From here, Her Wallpaper Reverie turns its attention to the joys and complications of companionship, which, of course, is one of life's great subjects. The friend realizes the futility of communication ("Everything I say falls away like the fade on the radio song") and snuggles up to Ruby, the record climaxing with the inspirational "Benefits Of Lying (With Your Friend)." The friend essays the fruits of wordless companionship before confronting the discomfiting truth -- sung for a full minute -- that "I'll never know you like you know yourself/You'll never know me like I know myself." And as the last instrumental passage notes, "Together They Dream Into The Evening."

It's a fine closer for this intimate gem of a mini-album, which is no Tommy, to be sure, but takes as much care with its two-person, one-act rock-and-roll play as any Who-dunit. -- Chris Herrington



Negativland/Chumbawamba The ABCs Of Anarchism, (Seeland)

No, your eyes are not deceiving you, and this review is not a hoax. Avowed anarchists Chumbawamba have teamed up with our favorite "Fair Use" provocateurs Negativland for a 22-minute audio excursion into free speech titled The ABCs Of Anarchism. The interior packaging alone will send Jerry Falwell and his mindless legions into fits of apoplexy, since it features cartoon images of some very Teletubby-ish characters brandishing the symbols for the almighty dollar, copyright, anarchy, and the British pound sterling.

The front cover is a little more benign, with photos of cute little bunnies amid a bucolic landscape befouled by a sewer pipe. But in keeping with Negativland's propensity for subversion, the back cover features two of those bunnies making "the beast with two backs" in the shadow of a filthy smokestack stream, while the cartoon sun shines brightly above (sporting that freaky oversized toothy grin that will forever be associated with Chumbawamba).

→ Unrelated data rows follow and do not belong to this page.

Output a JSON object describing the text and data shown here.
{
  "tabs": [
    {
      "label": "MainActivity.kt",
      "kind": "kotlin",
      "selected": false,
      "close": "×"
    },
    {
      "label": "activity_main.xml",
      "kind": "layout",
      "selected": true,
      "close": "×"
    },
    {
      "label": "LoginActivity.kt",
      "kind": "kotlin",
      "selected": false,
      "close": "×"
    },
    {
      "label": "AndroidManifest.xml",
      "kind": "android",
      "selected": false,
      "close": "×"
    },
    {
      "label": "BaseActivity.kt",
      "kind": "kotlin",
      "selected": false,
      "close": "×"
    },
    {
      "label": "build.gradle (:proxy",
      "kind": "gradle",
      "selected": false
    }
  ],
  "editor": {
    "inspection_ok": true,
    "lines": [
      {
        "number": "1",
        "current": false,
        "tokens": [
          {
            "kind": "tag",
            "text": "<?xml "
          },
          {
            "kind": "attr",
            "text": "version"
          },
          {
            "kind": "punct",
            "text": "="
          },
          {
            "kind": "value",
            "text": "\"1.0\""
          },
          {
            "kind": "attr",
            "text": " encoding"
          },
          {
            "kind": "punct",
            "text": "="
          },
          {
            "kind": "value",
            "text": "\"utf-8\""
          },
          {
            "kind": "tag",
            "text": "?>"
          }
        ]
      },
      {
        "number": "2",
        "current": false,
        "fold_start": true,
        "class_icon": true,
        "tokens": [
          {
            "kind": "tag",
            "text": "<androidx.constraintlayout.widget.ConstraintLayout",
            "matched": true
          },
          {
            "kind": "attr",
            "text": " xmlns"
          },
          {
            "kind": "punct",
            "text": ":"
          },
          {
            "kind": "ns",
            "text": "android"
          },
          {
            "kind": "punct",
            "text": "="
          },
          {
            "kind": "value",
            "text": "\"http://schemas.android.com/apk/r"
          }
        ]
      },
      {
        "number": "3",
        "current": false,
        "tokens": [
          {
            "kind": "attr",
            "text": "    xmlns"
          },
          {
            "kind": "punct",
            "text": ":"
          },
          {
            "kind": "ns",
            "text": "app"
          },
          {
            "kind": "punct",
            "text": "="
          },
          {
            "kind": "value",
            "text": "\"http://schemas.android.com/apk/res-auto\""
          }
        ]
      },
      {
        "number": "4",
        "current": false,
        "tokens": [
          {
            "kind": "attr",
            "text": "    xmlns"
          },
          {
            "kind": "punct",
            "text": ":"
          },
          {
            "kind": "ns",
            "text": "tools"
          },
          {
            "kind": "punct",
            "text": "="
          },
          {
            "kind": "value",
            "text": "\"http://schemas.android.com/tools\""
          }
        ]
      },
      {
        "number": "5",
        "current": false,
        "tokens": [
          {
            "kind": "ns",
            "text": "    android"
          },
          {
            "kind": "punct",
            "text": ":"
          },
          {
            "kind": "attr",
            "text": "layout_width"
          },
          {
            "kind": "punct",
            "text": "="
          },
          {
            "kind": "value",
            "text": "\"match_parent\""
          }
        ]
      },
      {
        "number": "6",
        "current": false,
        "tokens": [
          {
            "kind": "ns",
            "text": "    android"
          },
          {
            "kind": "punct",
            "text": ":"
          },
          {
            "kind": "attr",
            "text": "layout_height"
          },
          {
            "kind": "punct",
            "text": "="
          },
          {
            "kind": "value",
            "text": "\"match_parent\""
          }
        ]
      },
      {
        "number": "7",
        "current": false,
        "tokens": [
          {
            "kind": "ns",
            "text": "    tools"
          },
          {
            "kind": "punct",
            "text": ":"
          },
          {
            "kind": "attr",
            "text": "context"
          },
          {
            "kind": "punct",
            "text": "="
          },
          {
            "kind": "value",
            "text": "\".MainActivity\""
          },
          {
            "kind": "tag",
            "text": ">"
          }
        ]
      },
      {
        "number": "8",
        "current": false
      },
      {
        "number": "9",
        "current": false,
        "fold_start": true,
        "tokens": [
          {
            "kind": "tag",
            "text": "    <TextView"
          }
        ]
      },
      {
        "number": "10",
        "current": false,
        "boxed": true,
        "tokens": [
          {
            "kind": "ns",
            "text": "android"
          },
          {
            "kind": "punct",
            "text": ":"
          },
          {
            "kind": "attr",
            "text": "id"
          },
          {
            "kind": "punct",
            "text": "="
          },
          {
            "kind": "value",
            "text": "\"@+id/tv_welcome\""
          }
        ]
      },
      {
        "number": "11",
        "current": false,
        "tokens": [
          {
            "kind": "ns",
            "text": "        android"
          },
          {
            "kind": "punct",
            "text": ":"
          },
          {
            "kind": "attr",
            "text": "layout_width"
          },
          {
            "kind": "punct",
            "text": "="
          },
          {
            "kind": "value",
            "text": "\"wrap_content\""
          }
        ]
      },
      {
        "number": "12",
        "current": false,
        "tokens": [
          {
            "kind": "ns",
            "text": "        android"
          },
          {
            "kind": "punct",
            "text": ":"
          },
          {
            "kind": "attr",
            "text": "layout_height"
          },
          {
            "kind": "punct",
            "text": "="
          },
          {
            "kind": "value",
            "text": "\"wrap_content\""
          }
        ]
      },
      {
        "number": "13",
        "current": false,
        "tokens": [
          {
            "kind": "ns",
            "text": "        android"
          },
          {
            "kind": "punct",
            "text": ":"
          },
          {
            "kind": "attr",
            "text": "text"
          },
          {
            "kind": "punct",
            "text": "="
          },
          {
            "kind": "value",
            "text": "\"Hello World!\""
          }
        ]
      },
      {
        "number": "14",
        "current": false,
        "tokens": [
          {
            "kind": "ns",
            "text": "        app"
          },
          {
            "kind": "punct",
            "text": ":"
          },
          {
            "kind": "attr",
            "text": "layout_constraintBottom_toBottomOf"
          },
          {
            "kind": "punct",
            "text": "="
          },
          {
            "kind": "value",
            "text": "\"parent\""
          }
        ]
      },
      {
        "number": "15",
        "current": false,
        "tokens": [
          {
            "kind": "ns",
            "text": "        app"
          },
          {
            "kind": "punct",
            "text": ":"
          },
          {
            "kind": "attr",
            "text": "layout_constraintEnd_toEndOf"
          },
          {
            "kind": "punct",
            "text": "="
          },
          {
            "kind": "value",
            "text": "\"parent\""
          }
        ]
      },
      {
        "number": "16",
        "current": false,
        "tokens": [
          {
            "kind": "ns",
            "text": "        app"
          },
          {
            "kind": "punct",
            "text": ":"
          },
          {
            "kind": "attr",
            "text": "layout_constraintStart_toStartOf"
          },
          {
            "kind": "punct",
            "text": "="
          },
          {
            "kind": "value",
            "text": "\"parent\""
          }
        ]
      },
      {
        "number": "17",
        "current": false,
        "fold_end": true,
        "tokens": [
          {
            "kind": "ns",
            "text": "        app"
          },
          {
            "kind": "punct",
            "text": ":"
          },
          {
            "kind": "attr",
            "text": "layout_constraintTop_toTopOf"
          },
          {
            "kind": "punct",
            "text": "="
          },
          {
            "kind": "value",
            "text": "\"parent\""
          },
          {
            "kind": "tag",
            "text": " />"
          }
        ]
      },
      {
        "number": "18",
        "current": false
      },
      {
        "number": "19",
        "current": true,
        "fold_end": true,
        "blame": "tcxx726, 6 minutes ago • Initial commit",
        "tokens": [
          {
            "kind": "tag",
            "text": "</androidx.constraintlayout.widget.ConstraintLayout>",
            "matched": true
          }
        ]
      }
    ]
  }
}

So what about the contents of the CD itself? Well, this collaboration isn't exactly tune-filled, being composed instead of three audio collage pieces that drive their message home a little more heavy-handedly than usual. Clocking in at nearly 13 minutes, the lead cut, "The ABCs of Anarchism," is ponderous in spots, but still effective as a piece of "think for yourself" counter-propaganda.

The other two tracks yield more rewards, with "Smelly Water" dealing directly with what its title implies, and the closer, "© Is For Stupid (ABCs re-mix by DJ Dr. J Land)," shining as the jewel in this collection. Cookie Monster is responsible for the repeating mantra here, and the listener is left with a smile instead of an overt call to action.